Weihnachtsmärkte in Bremen und Hannover mit Corona-Auflagen

18.11.2021 Was bedeutet 3G auf dem Weihnachtsmarkt? Es ist das leidige Trio geimpft, genesen oder getestet wie überall in Corona-Zeiten. Damit geht es dann zu Glocken, Glühwein und Geschenken.

Eine Weihnachtsmann an einer Laterne steht als Dekoration auf einem Weihnachtsmarkt. Foto: Hauke-Christian Dittrich/dpa/Symbolbild © dpa - Deutsche Presse-Agentur GmbH

In den Altstädten werden bunte Buden aufgebaut: In Hannover und Bremen sollen am kommenden Montag (22.11.) die traditionellen Weihnachtsmärkte beginnen. Vergangenes Jahr war das Wintervergnügen mit Kerzen, Kunsthandwerk, Leckereien und Glühwein der Corona-Pandemie zum Opfer gefallen. Wo die Märkte in diesem Jahr stattfinden, sind sie mit Einschränkungen verbunden.
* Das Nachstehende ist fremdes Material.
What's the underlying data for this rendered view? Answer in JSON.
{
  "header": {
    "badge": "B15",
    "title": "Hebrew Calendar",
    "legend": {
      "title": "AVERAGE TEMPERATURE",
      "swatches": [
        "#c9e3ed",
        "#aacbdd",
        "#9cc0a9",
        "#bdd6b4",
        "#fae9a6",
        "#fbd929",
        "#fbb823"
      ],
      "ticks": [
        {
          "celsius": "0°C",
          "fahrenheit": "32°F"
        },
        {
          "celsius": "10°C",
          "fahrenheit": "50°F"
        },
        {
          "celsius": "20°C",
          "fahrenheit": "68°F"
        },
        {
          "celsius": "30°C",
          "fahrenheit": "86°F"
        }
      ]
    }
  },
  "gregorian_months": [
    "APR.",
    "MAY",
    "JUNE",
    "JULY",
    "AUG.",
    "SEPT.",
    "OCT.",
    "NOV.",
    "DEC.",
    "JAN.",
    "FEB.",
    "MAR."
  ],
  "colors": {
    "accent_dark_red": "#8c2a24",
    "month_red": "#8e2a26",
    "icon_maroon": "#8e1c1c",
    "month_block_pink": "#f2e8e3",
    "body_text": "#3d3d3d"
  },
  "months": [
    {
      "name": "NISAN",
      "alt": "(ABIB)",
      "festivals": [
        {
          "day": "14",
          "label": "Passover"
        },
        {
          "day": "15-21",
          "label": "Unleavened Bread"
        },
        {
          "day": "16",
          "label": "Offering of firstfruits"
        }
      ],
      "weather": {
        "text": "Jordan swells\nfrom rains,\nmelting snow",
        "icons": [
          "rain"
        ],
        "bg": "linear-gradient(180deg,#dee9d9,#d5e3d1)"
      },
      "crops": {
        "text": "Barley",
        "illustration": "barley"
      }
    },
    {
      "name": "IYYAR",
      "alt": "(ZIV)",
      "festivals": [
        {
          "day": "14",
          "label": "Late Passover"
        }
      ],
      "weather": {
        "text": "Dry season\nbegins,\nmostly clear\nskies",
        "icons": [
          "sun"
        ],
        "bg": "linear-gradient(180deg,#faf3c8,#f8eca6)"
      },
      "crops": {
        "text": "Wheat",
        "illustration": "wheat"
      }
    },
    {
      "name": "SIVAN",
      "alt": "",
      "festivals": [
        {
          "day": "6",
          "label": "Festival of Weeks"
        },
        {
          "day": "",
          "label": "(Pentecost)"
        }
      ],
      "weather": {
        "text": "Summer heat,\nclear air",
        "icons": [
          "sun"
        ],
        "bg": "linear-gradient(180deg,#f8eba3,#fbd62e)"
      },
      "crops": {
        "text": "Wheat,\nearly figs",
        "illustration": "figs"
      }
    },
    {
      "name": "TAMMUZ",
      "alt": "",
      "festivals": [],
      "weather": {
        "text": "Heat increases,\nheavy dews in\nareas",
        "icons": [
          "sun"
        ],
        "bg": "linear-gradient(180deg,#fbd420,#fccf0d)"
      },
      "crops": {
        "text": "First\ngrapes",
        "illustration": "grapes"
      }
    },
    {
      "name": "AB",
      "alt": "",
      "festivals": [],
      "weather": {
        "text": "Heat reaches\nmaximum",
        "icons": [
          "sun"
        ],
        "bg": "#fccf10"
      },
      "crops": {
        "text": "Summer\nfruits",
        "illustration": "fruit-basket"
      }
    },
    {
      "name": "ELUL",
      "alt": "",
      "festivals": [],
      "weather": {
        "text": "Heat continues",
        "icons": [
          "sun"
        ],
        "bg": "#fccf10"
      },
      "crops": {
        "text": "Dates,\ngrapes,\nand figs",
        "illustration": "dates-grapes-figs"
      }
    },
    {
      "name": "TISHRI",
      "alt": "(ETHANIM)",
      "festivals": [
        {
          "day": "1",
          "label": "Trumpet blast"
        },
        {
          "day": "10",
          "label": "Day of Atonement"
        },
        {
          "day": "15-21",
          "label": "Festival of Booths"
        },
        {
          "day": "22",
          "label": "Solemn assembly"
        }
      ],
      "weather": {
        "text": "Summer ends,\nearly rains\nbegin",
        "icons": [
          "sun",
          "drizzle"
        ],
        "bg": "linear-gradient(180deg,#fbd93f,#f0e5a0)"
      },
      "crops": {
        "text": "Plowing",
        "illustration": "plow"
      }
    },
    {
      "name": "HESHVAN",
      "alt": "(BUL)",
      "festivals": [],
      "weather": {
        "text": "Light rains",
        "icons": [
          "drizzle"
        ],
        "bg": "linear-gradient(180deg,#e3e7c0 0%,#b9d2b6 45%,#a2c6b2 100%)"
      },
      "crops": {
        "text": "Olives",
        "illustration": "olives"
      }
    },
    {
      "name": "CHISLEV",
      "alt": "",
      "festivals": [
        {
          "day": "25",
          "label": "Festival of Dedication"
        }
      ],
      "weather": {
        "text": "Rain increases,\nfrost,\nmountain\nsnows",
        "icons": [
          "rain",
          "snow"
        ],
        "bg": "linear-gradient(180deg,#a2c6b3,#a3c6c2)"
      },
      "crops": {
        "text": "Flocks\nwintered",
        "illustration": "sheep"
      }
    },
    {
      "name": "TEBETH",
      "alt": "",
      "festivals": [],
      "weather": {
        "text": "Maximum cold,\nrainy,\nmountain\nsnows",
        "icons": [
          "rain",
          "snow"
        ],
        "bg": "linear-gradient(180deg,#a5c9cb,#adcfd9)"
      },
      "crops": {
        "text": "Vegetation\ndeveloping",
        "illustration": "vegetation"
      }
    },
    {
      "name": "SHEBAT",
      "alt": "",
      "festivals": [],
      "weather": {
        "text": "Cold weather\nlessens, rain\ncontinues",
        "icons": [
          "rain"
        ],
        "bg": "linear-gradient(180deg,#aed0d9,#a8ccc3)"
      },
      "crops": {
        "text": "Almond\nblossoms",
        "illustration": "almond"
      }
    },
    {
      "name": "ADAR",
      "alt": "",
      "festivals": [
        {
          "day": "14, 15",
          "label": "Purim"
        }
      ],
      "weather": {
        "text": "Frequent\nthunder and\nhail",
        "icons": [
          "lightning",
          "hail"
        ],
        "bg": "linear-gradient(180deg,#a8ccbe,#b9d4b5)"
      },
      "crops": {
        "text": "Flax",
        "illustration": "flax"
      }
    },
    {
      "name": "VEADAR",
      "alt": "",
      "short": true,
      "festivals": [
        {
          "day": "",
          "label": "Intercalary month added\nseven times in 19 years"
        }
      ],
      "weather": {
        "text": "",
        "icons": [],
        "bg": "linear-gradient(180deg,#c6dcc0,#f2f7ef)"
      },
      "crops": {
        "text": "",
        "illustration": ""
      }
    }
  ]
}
An manchen Orten im Norden erzwingt das Virus ein zweites Mal eine Absage: So stoppte Goslar im Harz die Vorbereitungen und sagte am Donnerstag seinen Weihnachtsmarkt ab.

In der Landeshauptstadt Hannover soll Oberbürgermeister Belit Onay (Grüne) den Weihnachtsmarkt unter dem Motto «Lasst uns froh und draußen sein» eröffnen. Die Veranstalter setzen darauf, dass der Markt ein schönes Erlebnis wird. «Trotz corona-bedingter Veränderungen wird es wieder eine große Angebotsvielfalt für den Besuch des Weihnachtsmarktes geben», sagte der stellvertretende Wirtschaftsdezernent Lars Baumann am Donnerstag.

Einen 18 Meter hohen Weihnachtsbaum soll es geben, ein finnisches sowie ein historisches Dorf mit Gauklern. Es werden nur 165 Stände sein, nicht knapp 200 wie im Jahr 2019 vor Corona. Die Organisatoren trennen auch stärker zwischen Flanierbereichen, in denen jeder bummeln darf, und Verweilzonen mit Beköstigung oder Ausschank: Dort gilt eine 2G-Regel, Geimpfte oder Genesene müssen ihren Status nachweisen und bekommen als Beleg ein Armbändchen. Der Weihnachtsmarkt soll jeweils um 20.00 Uhr schließen. Eine halbe Stunde vorher werde ein Nachtwächter den Feierabend einläuten.

In Bremen war der Weihnachtsmarkt im Vertrauen auf die hohe Impfquote fast ohne Beschränkungen geplant gewesen, doch am Mittwochabend zog der Senat die Notbremse. «Die Pandemieentwicklung insgesamt macht weitere Auflagen für die Durchführung des Weihnachtsmarktes und des Schlachtezaubers erforderlich», sagte Wirtschaftssenatorin Kristina Vogt (Linkspartei).

Es herrsche Maskenpflicht, und an einigen Standorten werden Armbändchen für Geimpfte, Genesene und Getestete (3G) ausgegeben. Nur mit ihnen dürfen Fahrgeschäfte betreten und Glühwein getrunken werden. Wie in Hannover gibt es auch in der Bremer Innenstadt um das Rathaus weniger Stände als sonst und sie verteilen sich über eine größere Fläche.

Auch in anderen Städten der Region gibt es Regeln. Falls eine höhere Warnstufe erreicht wird, sollen auf dem Weihnachtsmarkt in Bremerhaven die Besucher kontrolliert werden und ein Festivalbändchen bekommen. Auf dem Lambertimarkt in Oldenburg darf jeder bummeln, doch in Fahrgeschäften oder beim Ausschank gilt 3G.

Für den Emder Engelkemarkt verschärfte die Stadt am Donnerstag die Regeln. Statt 3G soll auf einem abgeschlossenen Gelände nun 2G gelten. Dies biete den Besuchern «nochmals eine deutliche erhöhte Sicherheit», sagte Oberbürgermeister Tim Kruithoff (parteilos).

In Cloppenburg sagten die Veranstalter den Weihnachtsmarkt ganz ab, weil ihnen die behördlichen Auflagen nicht erfüllbar schienen. Bedauern gab es auch in Goslar. «Mit der Entscheidung, die uns unglaublich schwergefallen ist, reagieren wir auch auf die Sorgen der Akteure des Weihnachtsmarktes», sagte Marina Vetter, Geschäftsführerin der Goslar Marketing GmbH.